For the most part, Texas’s largest cities have a somewhat contentious relationship with Uber. The transportation networking company left San Antonio completely after the city passed new regulations on their business model in April. That same month, Houston Mayor Annise Parker nearly revoked the company’s permit to operate in the city over driver compliance issues. And just a month earlier, in Austin, the company was barred from offering service to and from the city’s airport until its commitment to what a columnist for the Austin American-Statesman described as “corporate civil disobedience” brought all parties back to the table.

In Dallas, however, it’s been relatively smooth sailing. Although initial questions about permitting and legality were contentious, as with everywhere Uber has attempted to operate, they resolved smoothly last year and approached their relationship like a true partnership. City manager A.C. Gonzalez apologized for a potential law that would have made it harder for the company to operate in Dallas, and the tech world went gaga in April when the city announced that it would be integrating Uber into its public transportation app. If San Antonio looks like a worst-case scenario for companies like Uber as they attempt to operate legally, Dallas is the dream by comparison.

Or, at least, it was until last weekend, when the city and the company both attempted to deflect blame when a driver was arrested for raping a passenger in her home. As WFAA reported:

An Uber driver has been arrested for sexually assaulting one of his passengers in her home.

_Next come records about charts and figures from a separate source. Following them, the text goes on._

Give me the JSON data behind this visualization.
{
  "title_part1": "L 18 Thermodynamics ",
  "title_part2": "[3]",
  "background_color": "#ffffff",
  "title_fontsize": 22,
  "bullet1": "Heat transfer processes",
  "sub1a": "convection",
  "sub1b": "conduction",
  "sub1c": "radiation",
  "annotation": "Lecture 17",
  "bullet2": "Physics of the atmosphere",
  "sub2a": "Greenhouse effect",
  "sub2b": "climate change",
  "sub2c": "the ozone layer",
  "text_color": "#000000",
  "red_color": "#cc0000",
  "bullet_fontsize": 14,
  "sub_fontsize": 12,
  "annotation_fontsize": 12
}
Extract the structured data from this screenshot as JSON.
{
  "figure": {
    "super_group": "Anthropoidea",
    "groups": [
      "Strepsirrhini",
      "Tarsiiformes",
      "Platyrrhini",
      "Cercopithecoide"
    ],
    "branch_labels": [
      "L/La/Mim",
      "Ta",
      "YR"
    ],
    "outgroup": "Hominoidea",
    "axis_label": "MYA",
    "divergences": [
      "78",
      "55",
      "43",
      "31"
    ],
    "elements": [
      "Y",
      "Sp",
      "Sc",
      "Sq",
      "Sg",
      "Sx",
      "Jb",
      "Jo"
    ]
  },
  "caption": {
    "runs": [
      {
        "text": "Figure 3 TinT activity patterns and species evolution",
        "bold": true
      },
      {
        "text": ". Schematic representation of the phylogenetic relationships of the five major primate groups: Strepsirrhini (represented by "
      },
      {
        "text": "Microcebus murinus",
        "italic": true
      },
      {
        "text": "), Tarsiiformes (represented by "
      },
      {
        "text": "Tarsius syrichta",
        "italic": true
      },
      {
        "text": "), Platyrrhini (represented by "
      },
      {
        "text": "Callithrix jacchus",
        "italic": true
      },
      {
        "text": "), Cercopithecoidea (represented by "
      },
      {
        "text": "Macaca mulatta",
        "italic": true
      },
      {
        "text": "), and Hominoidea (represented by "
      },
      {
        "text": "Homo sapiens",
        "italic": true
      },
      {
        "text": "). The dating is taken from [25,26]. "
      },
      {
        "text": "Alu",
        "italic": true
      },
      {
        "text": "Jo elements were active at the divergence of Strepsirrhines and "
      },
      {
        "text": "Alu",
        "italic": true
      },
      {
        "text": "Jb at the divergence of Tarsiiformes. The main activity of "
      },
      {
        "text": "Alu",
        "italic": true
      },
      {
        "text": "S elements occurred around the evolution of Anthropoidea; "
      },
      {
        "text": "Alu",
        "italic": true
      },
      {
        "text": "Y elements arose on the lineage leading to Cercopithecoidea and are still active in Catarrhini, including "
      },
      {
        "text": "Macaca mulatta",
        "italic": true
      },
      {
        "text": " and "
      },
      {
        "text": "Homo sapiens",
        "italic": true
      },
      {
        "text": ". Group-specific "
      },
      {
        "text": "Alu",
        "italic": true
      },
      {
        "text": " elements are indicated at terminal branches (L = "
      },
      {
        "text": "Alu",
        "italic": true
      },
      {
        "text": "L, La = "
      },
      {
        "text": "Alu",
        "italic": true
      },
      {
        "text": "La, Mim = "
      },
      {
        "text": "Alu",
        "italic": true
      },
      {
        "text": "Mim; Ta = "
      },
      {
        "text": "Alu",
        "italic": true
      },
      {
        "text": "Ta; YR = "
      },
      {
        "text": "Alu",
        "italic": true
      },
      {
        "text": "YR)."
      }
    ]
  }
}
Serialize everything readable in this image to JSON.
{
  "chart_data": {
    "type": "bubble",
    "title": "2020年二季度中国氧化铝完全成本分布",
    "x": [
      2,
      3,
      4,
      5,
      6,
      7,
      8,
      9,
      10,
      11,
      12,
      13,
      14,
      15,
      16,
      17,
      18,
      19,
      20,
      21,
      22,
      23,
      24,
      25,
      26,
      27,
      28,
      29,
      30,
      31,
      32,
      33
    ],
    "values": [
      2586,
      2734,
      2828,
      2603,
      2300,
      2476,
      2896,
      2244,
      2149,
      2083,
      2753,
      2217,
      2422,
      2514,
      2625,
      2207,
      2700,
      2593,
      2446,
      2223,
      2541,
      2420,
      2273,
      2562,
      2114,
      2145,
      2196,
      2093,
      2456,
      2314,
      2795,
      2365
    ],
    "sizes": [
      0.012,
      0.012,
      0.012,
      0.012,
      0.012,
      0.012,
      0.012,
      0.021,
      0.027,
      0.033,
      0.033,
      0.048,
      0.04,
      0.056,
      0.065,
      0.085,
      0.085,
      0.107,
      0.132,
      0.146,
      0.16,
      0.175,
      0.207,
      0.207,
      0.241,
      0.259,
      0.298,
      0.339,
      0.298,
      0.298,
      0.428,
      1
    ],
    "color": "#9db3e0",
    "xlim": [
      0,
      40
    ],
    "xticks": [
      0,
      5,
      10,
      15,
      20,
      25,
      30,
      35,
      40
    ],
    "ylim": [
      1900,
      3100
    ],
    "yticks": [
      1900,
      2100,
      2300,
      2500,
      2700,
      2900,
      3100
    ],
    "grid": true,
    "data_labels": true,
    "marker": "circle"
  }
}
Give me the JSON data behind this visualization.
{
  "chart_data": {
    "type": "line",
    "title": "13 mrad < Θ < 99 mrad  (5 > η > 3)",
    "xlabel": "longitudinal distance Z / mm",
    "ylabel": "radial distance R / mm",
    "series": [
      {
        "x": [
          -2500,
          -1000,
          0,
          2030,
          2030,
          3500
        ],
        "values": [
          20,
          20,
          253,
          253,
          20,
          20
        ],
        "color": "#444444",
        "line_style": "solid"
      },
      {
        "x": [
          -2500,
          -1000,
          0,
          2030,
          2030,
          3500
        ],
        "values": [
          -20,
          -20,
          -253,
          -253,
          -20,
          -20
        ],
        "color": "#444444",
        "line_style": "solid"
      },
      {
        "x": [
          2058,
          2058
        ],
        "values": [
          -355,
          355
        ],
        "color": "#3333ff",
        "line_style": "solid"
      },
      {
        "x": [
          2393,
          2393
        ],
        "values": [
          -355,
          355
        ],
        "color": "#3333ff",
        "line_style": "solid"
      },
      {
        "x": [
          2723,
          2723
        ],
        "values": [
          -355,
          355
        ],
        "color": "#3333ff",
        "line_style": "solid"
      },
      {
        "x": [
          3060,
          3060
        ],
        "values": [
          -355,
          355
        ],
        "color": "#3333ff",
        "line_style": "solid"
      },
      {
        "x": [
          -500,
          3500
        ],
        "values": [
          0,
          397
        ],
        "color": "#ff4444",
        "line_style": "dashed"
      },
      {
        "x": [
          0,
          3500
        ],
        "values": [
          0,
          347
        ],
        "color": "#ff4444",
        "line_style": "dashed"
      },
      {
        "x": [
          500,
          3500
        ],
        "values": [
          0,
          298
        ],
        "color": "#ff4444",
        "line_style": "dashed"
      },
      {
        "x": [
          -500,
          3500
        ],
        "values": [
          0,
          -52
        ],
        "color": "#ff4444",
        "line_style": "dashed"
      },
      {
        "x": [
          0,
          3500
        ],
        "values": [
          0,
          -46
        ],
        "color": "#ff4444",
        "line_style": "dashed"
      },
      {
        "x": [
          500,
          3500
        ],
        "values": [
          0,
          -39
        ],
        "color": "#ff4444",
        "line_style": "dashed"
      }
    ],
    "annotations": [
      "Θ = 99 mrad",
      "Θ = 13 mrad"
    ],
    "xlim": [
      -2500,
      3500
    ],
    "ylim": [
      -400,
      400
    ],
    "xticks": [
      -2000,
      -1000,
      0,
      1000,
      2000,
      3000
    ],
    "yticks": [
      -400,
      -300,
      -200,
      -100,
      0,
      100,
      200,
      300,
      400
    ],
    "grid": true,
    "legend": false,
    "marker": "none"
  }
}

Police said Talal Ali Chammout, 56, picked up the victim in the McKinney Avenue/Cedar Springs Road area on Saturday, July 25. The suspect then drove her to the drop off location — her residence in the 200 block of W. Colorado Blvd. — and let her out of the vehicle.

The victim told police Chammout followed her inside her residence against her wishes and sexually assaulted her.

Chammout was arrested and charged with sexual assault Wednesday.

In the wake of Chammout’s arrest, both Dallas and Uber are clearly aware that some part of the process was screwed up. That became even more apparent when it was revealed that Chammout had previously served time in a federal prison — something that would have kept him from passing the background checks required to become an Uber driver.

Both Uber and the city of Dallas require drivers to pass separate background checks. And following Chammout’s arrest, Uber went out ahead of the city to declare that, according to their system, Chammout had been licensed to serve as a livery driver by the city with a limousine permit. According to the Dallas Morning News, though, Dallas spokeswoman Sana Syed says that Chammout is listed as a contact for a woman with the same last name who owns a limo company, but he’s not in the city’s system himself.

“He didn’t go through our system to get vetted,” Syed said. “We have no record of him applying to be a driver. He’s not in our system, period.”

Syed said the city is waiting on Dallas police to finish their investigation of the alleged rape.

“If we have a driver who is somehow able to get behind the wheel and pose as an Uber driver, then Uber has to explain why he was able to pick someone up and execute a sale,” Syed said.

 

It turns out that Chammout apparently did have a City of Dallas permit on file with Uber, but the number on it belonged to a different driver and it expired in 2010. No one seems to know how he got that permit, or how Uber’s background checks failed to pick up that A) Chammout had been released from jail on felony charges with the five-year period that would have kept him from being approved, and B) that his permit was phony.

For its part, the city of Dallas is hitting Uber fairly hard on this. Syed told the Dallas Morning News on Monday that the city couldn’t figure out how Chammout “slipped through the cracks at Uber,” and declared that the city “can say with 100 percent certainty that Chammout was not permitted to be a driver in the city of Dallas.” It also wondered whether there were “other drivers who may not have been permitted or who may have fake permits.”

Uber, meanwhile, is staying quiet. Company spokeswoman Debbee Hancock said on Tuesday that the company would be performing an “internal review” on its permit review process, which isn’t the sort of forceful language that necessarily makes prospective passengers feel safe.

This is hardly the first time an Uber driver has been accused of rape. In Houston, an Uber driver using the app without a permit on file with the city was arrested on similar charges in April, and after the story in Dallas broke last week, another Uber driver was charged with sexual battery in Virginia. The list of accusations is long. It’s a complicated issue, in some ways — it’s hard not to argue that Uber drivers who find ways to avoid background checks and safety protocols are the company’s responsibility, but rape charges for drivers are leveled against permitted, background-checked taxi drivers, as well.

Still, Uber’s “anybody can become a driver” model is a big part of what makes it a viable company. Uber’s success is directly tied to having a huge number of drivers on the road, ensuring that there is an endless well of transactions for them to take a slice of. (Cab companies, by contrast, are successful in part because of the way they restrict access to permits, keeping their model profitable for drivers by limiting competition for drivers, who pay the cab company to lease the vehicle.)

In other words, being too cautious about who they let drive works against Uber’s interests. And given that the company’s approach to criticism is, shall we say, less than contrite, it’ll take some time to see how Uber handles the potential fallout for letting a driver like Chammout offer rides. At the moment, though, they seem to be silent on the subject, which appears to expose potential cracks in the company’s friendly relationship with Dallas.